Вы знаете, что есть на свете люди и хорошие, есть и похуже, есть и такие, которые бога не боятся, своего брата не стыдятся: к таким-то и попала Крошечка-Хаврошечка. Осталась она сиротой маленькой; взяли ее эти люди, выкормили и на свет божий не пустили, над работою каждый день занудили, заморили; она и подает, и прибирает, и за всех и за все отвечает.
А были у хозяйки три дочери большие. Старшая звалась Одноглазка, средняя - Двуглазка, а меньшая - Триглазка; но они только и знали у ворот сидеть, на улицу глядеть, а Крошечка-Хаврошечка на них работала, их обшивала, для них и пряла и ткала, а слова доброго никогда не слыхала. Вот то-то и больно - ткнуть да толкнуть есть кому, а приветить да приохотить нет никого!
Выйдет, бывало, Крошечка-Хаврошечка в поле, обнимет свою рябую корову, ляжет к ней на шейку и рассказывает, как ей тяжко жить-поживать:
- Коровушка-матушка! Меня бьют, журят, хлеба не дают, плакать не велят. К завтрему дали пять пудов напрясть, наткать, побелить, в трубы покатать.
А коровушка ей в ответ:
- Красная девица! Влезь ко мне в одно ушко, а в другое вылезь - все будет сработано.
Так и сбывалось.
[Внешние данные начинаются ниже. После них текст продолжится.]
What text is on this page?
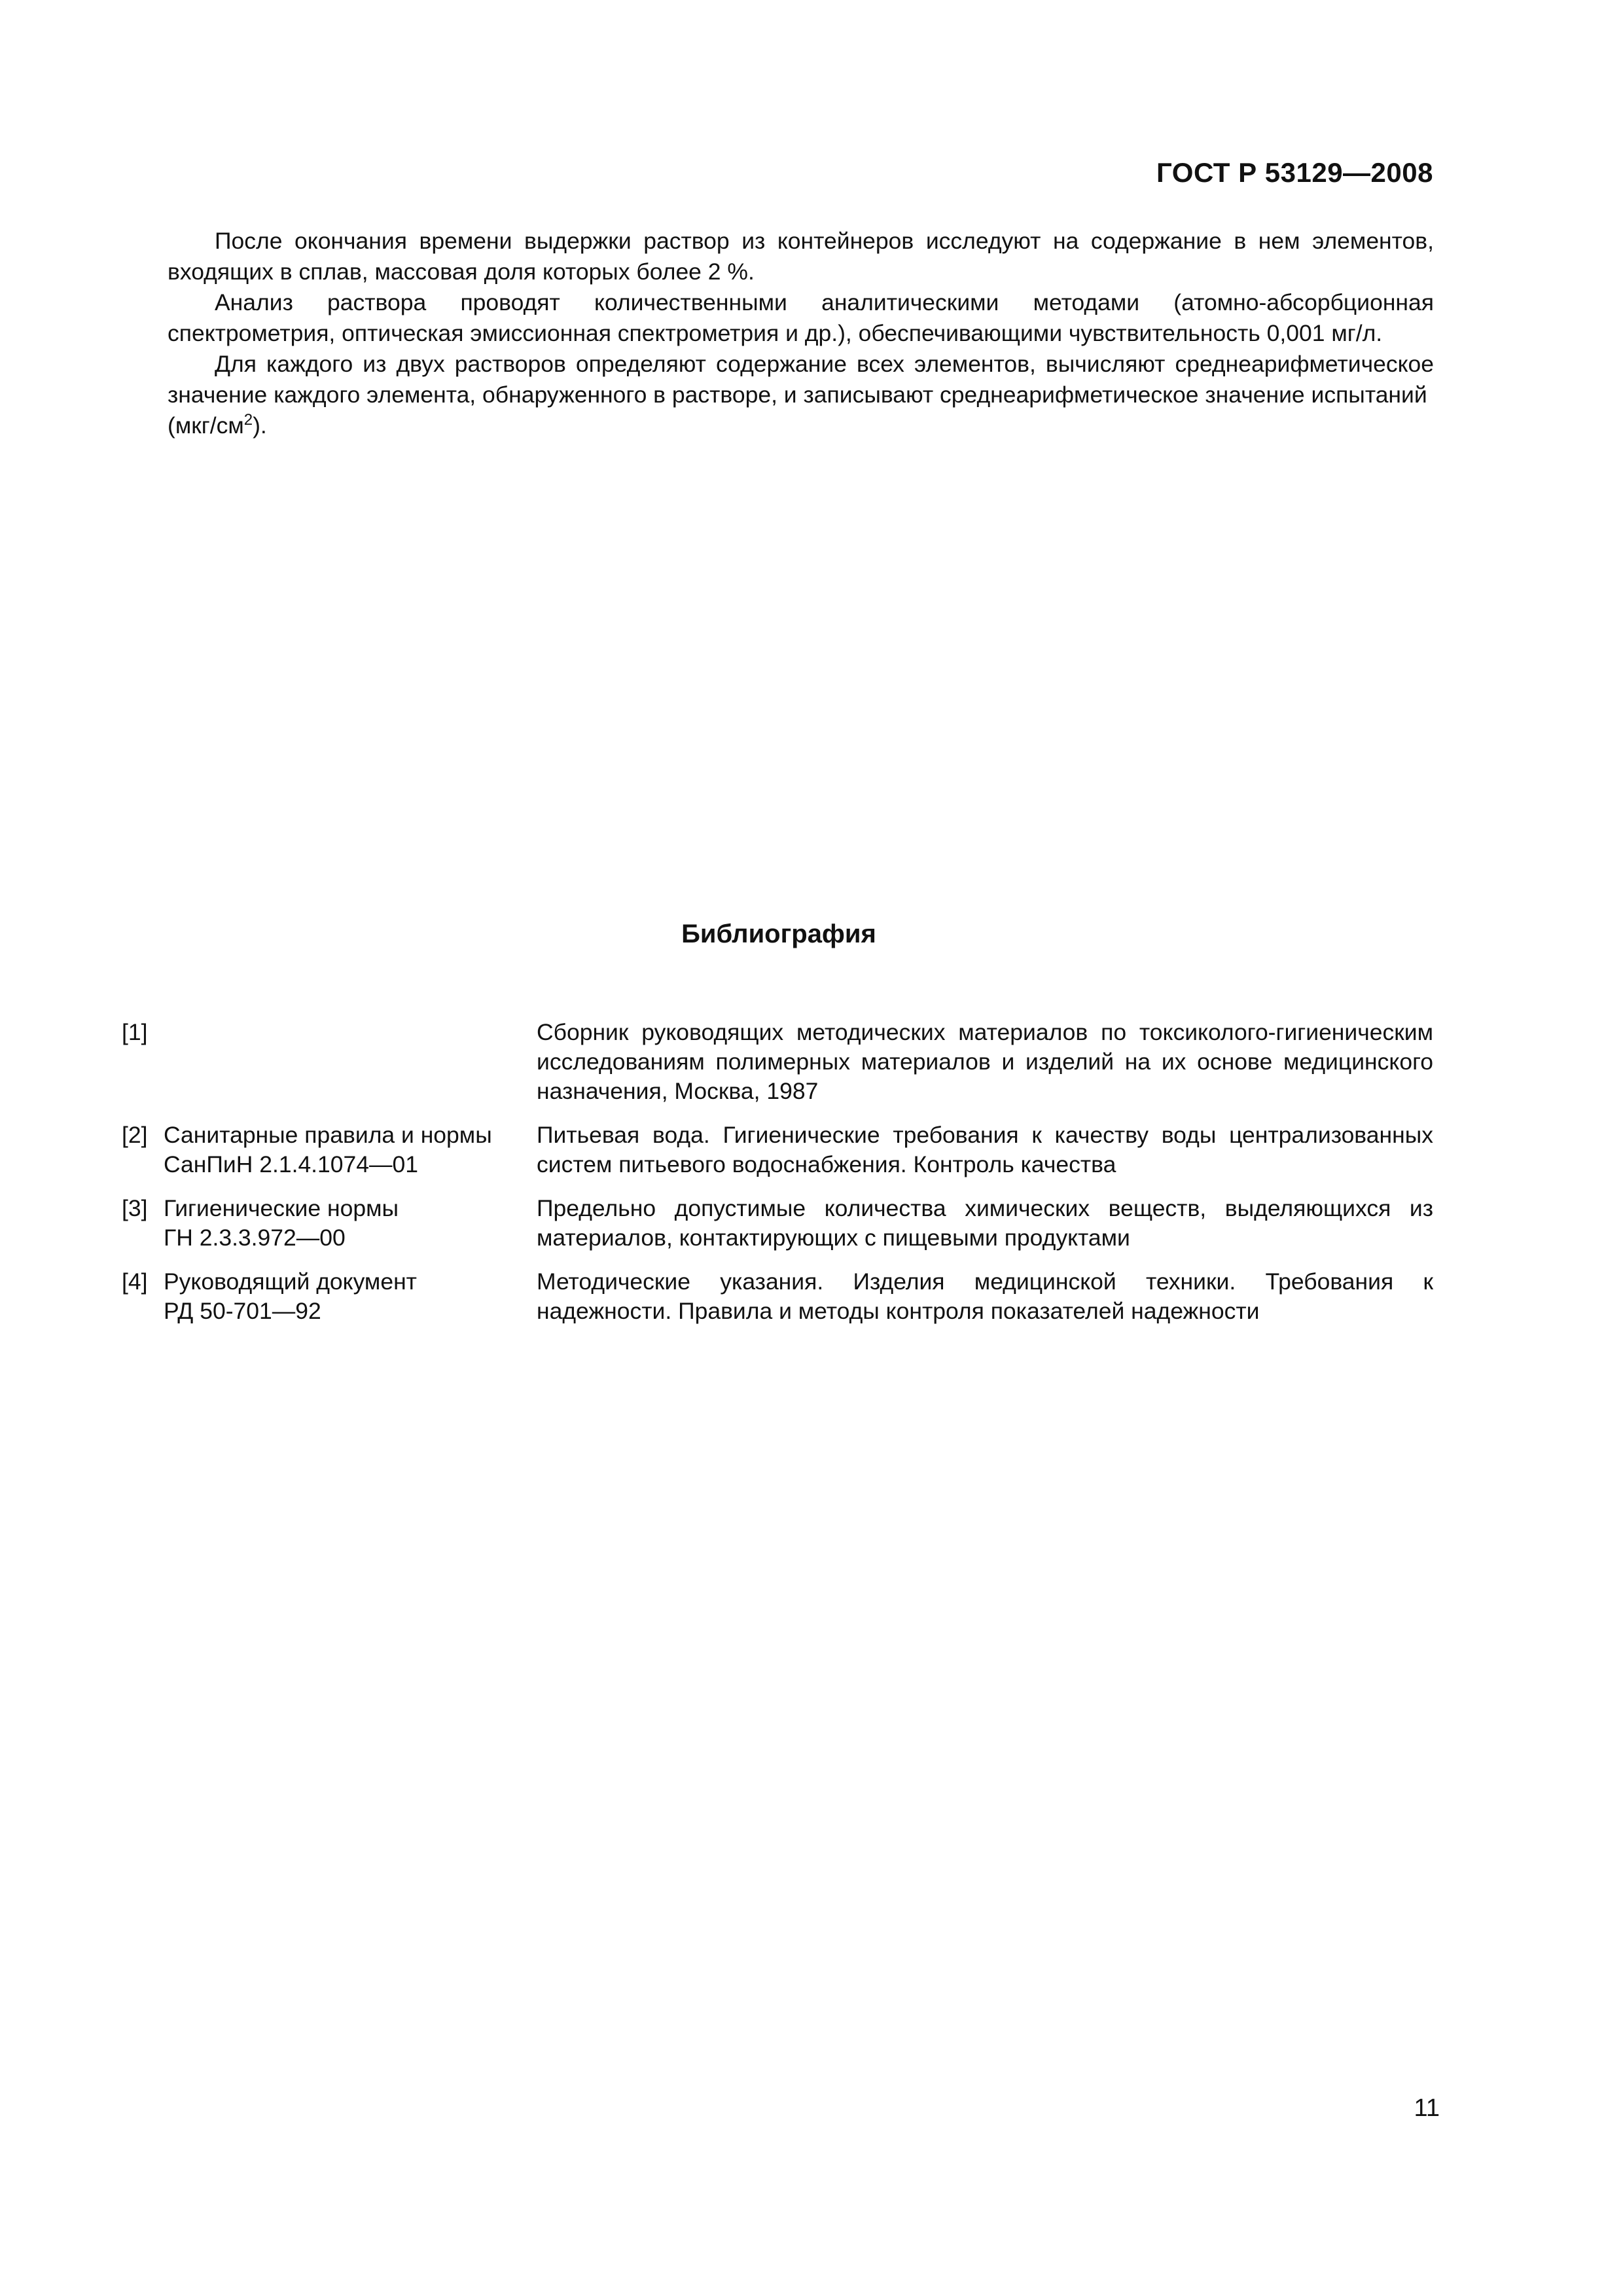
ГОСТ Р 53129—2008

После окончания времени выдержки раствор из контейнеров исследуют на содержание в нем элементов, входящих в сплав, массовая доля которых более 2 %.

Анализ раствора проводят количественными аналитическими методами (атомно-абсорбционная спектрометрия, оптическая эмиссионная спектрометрия и др.), обеспечивающими чувствительность 0,001 мг/л.

Для каждого из двух растворов определяют содержание всех элементов, вычисляют среднеарифметическое значение каждого элемента, обнаруженного в растворе, и записывают среднеарифметическое значение испытаний

$(мкг/см^2)$.
Библиография
[1]	Сборник руководящих методических материалов по токсиколого-гигиеническим исследованиям полимерных материалов и изделий на их основе медицинского назначения, Москва, 1987
[2] Санитарные правила и нормы
СанПиН 2.1.4.1074—01
Питьевая вода. Гигиенические требования к качеству воды централизованных систем питьевого водоснабжения. Контроль качества
[3] Гигиенические нормы
ГН 2.3.3.972—00
Предельно допустимые количества химических веществ, выделяющихся из материалов, контактирующих с пищевыми продуктами
[4] Руководящий документ
РД 50-701—92
Методические указания. Изделия медицинской техники. Требования к надежности. Правила и методы контроля показателей надежности
11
Вылезет красная девица из ушка - все готово: и наткано, и побелено, и покатано.
Отнесет к мачехе; та поглядит, покряхтит, спрячет в сундук, а ей еще больше работы задаст. Хаврошечка опять придет к коровушке, в одно ушко влезет, в другое вылезет и готовенькое возьмет принесет.
Дивится старуха, зовет Одноглазку:
- Дочь моя хорошая, дочь моя пригожая! Доглядись, кто сироте и ткет, и прядет, и в трубы катает?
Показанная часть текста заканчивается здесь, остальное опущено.